Analysis of Misperception in U.S. Foreign Policy Toward Iran: Roots and Legal and Political Consequences
Keywords:
Misperception, US Foreign Policy, Iran–US Relations, Strategic Failure, Resistance Discourse, Orientalism, Regional StabilityAbstract
This article examines the central role of misperception in shaping U.S. foreign policy toward Iran and the enduring legal and political consequences that emerge from this distorted interpretive framework. Moving beyond materialist explanations of conflict, the study demonstrates that persistent tensions are driven primarily by cognitive bias, cultural misrepresentation, and institutionalized patterns of misunderstanding. Drawing upon an integrated theoretical framework that combines cognitive approaches to misperception with interpretive analysis of political meaning, the research traces how U.S. policymakers have repeatedly constructed Iran through fixed narratives of threat, irrationality, and hostility.
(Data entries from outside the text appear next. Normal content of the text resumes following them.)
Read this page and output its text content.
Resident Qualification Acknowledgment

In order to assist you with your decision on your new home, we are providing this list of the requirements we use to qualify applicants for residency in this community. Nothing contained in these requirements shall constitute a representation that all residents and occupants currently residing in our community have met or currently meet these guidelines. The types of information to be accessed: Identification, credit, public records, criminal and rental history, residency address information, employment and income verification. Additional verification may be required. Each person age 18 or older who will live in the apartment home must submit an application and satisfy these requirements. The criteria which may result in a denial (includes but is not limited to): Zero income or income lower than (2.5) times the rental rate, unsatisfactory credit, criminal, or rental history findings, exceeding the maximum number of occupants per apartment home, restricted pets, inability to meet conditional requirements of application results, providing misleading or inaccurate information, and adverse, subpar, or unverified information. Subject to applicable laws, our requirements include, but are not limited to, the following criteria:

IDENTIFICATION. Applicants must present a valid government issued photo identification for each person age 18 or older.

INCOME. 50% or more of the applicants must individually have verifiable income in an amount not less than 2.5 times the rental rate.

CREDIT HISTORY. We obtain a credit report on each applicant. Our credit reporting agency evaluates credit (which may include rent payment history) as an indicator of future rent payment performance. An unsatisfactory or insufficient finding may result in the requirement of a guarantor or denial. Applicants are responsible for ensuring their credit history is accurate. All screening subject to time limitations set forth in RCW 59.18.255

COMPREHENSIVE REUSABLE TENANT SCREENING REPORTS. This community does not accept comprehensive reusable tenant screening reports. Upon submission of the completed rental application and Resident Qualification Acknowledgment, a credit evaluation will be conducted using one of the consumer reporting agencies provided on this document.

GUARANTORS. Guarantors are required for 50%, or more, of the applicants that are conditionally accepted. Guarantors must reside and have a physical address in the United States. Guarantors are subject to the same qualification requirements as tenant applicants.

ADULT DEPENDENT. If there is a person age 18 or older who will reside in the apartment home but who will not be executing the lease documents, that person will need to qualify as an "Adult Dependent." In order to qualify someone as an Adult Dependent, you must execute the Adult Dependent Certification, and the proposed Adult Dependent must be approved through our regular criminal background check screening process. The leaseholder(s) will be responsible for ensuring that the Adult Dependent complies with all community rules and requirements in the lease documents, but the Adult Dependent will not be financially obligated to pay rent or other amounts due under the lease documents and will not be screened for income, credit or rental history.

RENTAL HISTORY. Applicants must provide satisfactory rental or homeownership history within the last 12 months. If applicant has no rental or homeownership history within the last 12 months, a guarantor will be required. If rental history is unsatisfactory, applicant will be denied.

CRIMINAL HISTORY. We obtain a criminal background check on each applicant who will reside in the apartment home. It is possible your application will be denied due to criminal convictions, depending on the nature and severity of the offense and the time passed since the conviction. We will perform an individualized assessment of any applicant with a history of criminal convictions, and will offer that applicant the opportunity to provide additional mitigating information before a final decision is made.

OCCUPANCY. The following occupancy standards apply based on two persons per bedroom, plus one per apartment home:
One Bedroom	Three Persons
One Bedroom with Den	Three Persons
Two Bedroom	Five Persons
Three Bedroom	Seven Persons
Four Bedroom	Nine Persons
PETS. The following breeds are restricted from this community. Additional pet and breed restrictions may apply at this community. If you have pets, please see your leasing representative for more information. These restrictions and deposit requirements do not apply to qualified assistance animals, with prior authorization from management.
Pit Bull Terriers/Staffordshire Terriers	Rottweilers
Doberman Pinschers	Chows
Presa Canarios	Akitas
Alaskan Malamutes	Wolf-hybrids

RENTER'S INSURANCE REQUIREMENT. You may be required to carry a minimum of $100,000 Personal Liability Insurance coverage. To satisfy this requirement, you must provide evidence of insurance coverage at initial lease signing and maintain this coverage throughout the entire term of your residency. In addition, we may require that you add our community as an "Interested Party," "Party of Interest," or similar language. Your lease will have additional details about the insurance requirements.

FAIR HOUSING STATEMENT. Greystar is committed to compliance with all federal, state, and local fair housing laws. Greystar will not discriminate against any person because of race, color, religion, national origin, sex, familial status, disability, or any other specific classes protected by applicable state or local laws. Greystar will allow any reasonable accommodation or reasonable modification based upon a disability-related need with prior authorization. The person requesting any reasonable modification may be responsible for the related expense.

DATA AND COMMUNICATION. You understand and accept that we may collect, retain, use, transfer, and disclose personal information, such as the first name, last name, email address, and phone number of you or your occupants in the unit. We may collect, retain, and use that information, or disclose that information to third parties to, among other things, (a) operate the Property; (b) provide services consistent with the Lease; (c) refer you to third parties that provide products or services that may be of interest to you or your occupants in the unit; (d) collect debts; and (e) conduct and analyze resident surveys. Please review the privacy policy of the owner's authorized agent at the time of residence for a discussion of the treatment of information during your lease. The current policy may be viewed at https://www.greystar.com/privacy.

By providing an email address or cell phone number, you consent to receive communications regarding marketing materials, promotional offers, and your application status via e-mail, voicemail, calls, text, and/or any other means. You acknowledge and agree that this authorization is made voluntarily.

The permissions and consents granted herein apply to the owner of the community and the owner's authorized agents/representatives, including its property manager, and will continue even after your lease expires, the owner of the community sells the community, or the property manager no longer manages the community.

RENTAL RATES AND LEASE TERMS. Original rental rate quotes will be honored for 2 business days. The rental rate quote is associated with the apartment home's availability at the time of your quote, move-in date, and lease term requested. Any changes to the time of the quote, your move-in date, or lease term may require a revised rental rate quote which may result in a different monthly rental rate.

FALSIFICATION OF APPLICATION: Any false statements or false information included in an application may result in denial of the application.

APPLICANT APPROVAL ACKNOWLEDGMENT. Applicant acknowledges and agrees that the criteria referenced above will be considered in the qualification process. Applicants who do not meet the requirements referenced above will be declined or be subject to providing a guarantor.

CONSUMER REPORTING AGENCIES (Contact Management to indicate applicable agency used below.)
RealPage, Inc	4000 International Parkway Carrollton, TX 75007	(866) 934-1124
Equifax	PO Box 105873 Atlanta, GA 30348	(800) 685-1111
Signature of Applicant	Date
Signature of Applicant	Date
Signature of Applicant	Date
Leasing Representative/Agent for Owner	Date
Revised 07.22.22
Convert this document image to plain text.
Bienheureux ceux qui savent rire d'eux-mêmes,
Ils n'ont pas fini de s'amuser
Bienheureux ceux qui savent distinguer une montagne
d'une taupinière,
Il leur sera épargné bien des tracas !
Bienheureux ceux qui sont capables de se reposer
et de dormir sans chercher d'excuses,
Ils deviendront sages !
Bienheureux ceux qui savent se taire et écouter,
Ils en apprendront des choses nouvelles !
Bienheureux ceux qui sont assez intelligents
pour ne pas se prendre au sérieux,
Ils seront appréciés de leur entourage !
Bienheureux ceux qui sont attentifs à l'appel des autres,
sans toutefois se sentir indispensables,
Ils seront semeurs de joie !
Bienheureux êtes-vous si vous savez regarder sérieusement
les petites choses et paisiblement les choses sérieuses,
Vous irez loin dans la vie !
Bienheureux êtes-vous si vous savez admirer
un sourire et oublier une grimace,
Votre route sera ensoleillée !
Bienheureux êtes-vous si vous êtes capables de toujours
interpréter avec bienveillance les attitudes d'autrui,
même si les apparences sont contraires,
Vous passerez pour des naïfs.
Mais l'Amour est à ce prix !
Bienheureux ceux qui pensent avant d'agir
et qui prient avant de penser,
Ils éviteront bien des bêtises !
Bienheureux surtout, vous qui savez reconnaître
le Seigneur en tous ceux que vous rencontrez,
These representations have structured strategic assessments, restricted diplomatic imagination, and legitimized coercive policies whose outcomes consistently contradict their stated objectives. The article further shows how such misperceptions have produced significant consequences within Iran, including the consolidation of a resistance-based national identity, the legal-political justification of defense and regional strategies, and the institutionalization of economic self-reliance. Rather than weakening Iranian resolve, U.S. pressure has strengthened internal cohesion and expanded Iran’s regional influence through the Axis of Resistance. At the international level, misperception has contributed to the failure of major diplomatic initiatives, most notably the collapse of the JCPOA, while accelerating regional instability and eroding U.S. credibility. The findings reveal that misperception functions as a self-reinforcing structure embedded within policymaking institutions and political discourse, rendering strategic learning extremely difficult. The study concludes that sustainable conflict management between Iran and the United States is unattainable without a fundamental reassessment of the cognitive and cultural foundations of policy interpretation.